Qu'est-ce que l'Egypte nous a-t-elle laissé en héritage ?
Une Egypte qui a ignoré la narration historique mais a élaboré une civilisation de la performance spirituelle. Les œuvres d'art de Kemet sont étonnantes parce qu'elles savent entrer et sortir du labyrinthe émotionnel, se libérer des impasses de la pensée, des limitations qui nous poussent à marcher en regardant un sol fragile et inconsistant.
Le voyageur du temps a l'impression de revenir en arrière alors qu'il est déjà ailleurs, plus loin, dans un futur qui se redessine à chaque méditation dans une crypte où les hiéroglyphes et les images sortent de l'obscurité pour mieux y revenir.
Existe la possibilité de s'échapper mais aussi de revenir.

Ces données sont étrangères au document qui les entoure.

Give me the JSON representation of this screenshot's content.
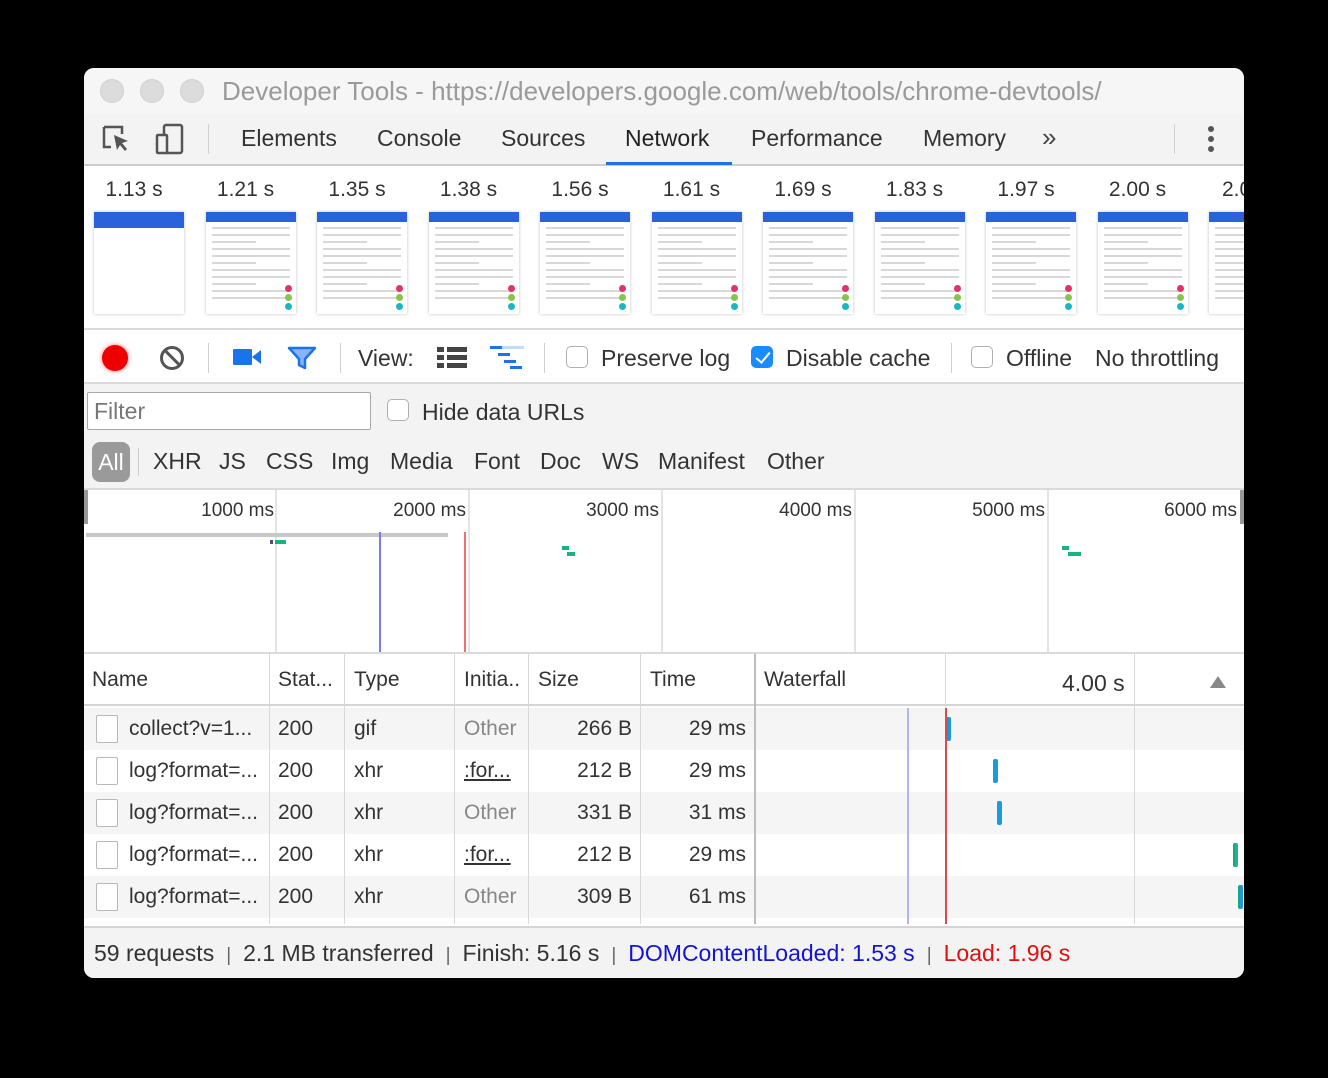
{
  "window": {
    "title": "Developer Tools - https://developers.google.com/web/tools/chrome-devtools/"
  },
  "tabs": [
    {
      "label": "Elements",
      "active": false
    },
    {
      "label": "Console",
      "active": false
    },
    {
      "label": "Sources",
      "active": false
    },
    {
      "label": "Network",
      "active": true
    },
    {
      "label": "Performance",
      "active": false
    },
    {
      "label": "Memory",
      "active": false
    }
  ],
  "tabbar": {
    "more_tabs_glyph": "»",
    "icons": [
      "inspect-element-icon",
      "device-toolbar-icon",
      "more-tabs-icon",
      "kebab-menu-icon"
    ]
  },
  "filmstrip": {
    "frames": [
      "1.13 s",
      "1.21 s",
      "1.35 s",
      "1.38 s",
      "1.56 s",
      "1.61 s",
      "1.69 s",
      "1.83 s",
      "1.97 s",
      "2.00 s",
      "2.0"
    ]
  },
  "toolbar": {
    "view_label": "View:",
    "preserve_log": {
      "label": "Preserve log",
      "checked": false
    },
    "disable_cache": {
      "label": "Disable cache",
      "checked": true
    },
    "offline": {
      "label": "Offline",
      "checked": false
    },
    "throttling": "No throttling",
    "record_color": "#e00000",
    "accent_color": "#1a73e8"
  },
  "filter": {
    "placeholder": "Filter",
    "value": "",
    "hide_data_urls": {
      "label": "Hide data URLs",
      "checked": false
    },
    "types": [
      "All",
      "XHR",
      "JS",
      "CSS",
      "Img",
      "Media",
      "Font",
      "Doc",
      "WS",
      "Manifest",
      "Other"
    ],
    "active_type": "All"
  },
  "overview": {
    "ticks": [
      "1000 ms",
      "2000 ms",
      "3000 ms",
      "4000 ms",
      "5000 ms",
      "6000 ms"
    ],
    "dom_content_loaded_ms": 1530,
    "load_ms": 1960
  },
  "table": {
    "columns": [
      "Name",
      "Stat...",
      "Type",
      "Initia..",
      "Size",
      "Time",
      "Waterfall"
    ],
    "waterfall_scale_label": "4.00 s",
    "sort_direction": "ascending",
    "rows": [
      {
        "name": "collect?v=1...",
        "status": "200",
        "type": "gif",
        "initiator": "Other",
        "initiator_link": false,
        "size": "266 B",
        "time": "29 ms"
      },
      {
        "name": "log?format=...",
        "status": "200",
        "type": "xhr",
        "initiator": ":for...",
        "initiator_link": true,
        "size": "212 B",
        "time": "29 ms"
      },
      {
        "name": "log?format=...",
        "status": "200",
        "type": "xhr",
        "initiator": "Other",
        "initiator_link": false,
        "size": "331 B",
        "time": "31 ms"
      },
      {
        "name": "log?format=...",
        "status": "200",
        "type": "xhr",
        "initiator": ":for...",
        "initiator_link": true,
        "size": "212 B",
        "time": "29 ms"
      },
      {
        "name": "log?format=...",
        "status": "200",
        "type": "xhr",
        "initiator": "Other",
        "initiator_link": false,
        "size": "309 B",
        "time": "61 ms"
      }
    ]
  },
  "summary": {
    "requests": "59 requests",
    "transferred": "2.1 MB transferred",
    "finish": "Finish: 5.16 s",
    "dom_content_loaded": "DOMContentLoaded: 1.53 s",
    "load": "Load: 1.96 s",
    "separator": "|"
  }
}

L'Egypte aimante ce qui en vous ne demande qu'à s'enfuir. Avec elle, on sait que rien ne finira. Aucune barrière n'arrête l'épanouissement du désir d'être mieux, plus en phase avec les réalités non-ordinaires.
Kemet offre plus d'énergie, plus d'application, plus d'acuité, plus de courage pour se confronter avec soi-même, plus de lucidité pour accepter de mourir tout en ayant compris pourquoi nous sommes nés.

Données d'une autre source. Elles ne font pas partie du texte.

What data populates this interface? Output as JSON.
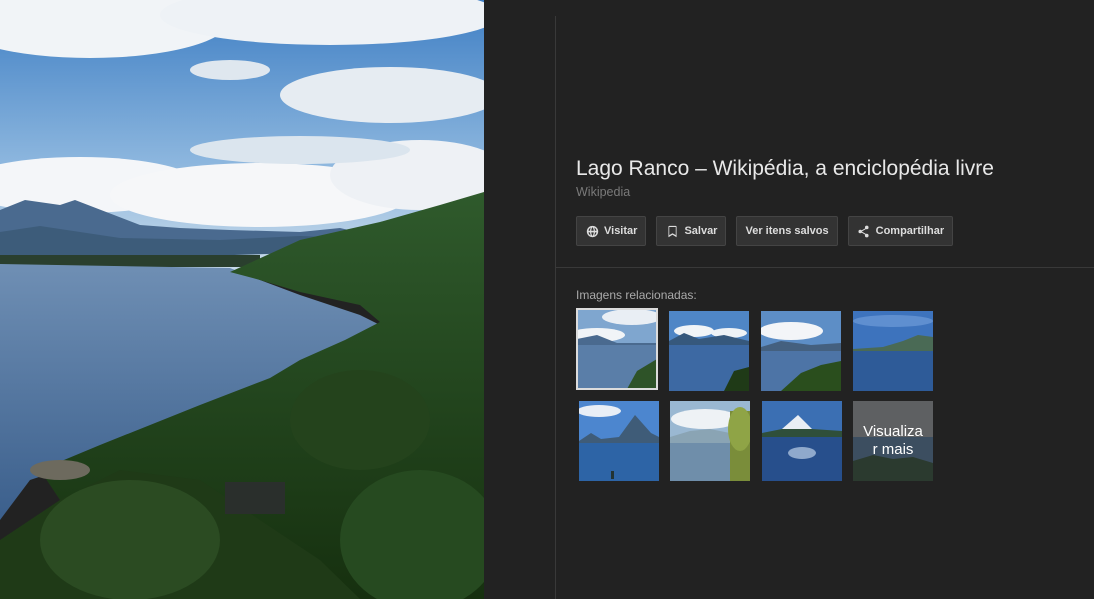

Je suis resté pendant des millénaires dans un sarcophage sublime et j'ai eu l'impression que l'expérience avait duré une poignée de secondes. Tout autour du coffre le monde avait disparu. Je flottais sur le Noun qui n'est pas un océan de légende. Dans le Noun, nous ne sommes rien d'autre que des promesses qui se succèdent sans fin. Osiris, comme nous, change de nature et de noms chaque fois qu'il revient en Abydos. A partir du cénotaphe du roi Séthi nous pouvons remonter la piste empruntée par les Occidentaux affiliés aux dieux lupins. Une piste qu'ils suivirent pour ne plus jamais être les mêmes sous le ciel nocturne de leur mère Nout.
Le Double Royaume n'a que faire des récalcitrants. Il aime ceux qui l'aiment, les envisage comme ses enfants et leur lègue un héritage spirituel d'exception.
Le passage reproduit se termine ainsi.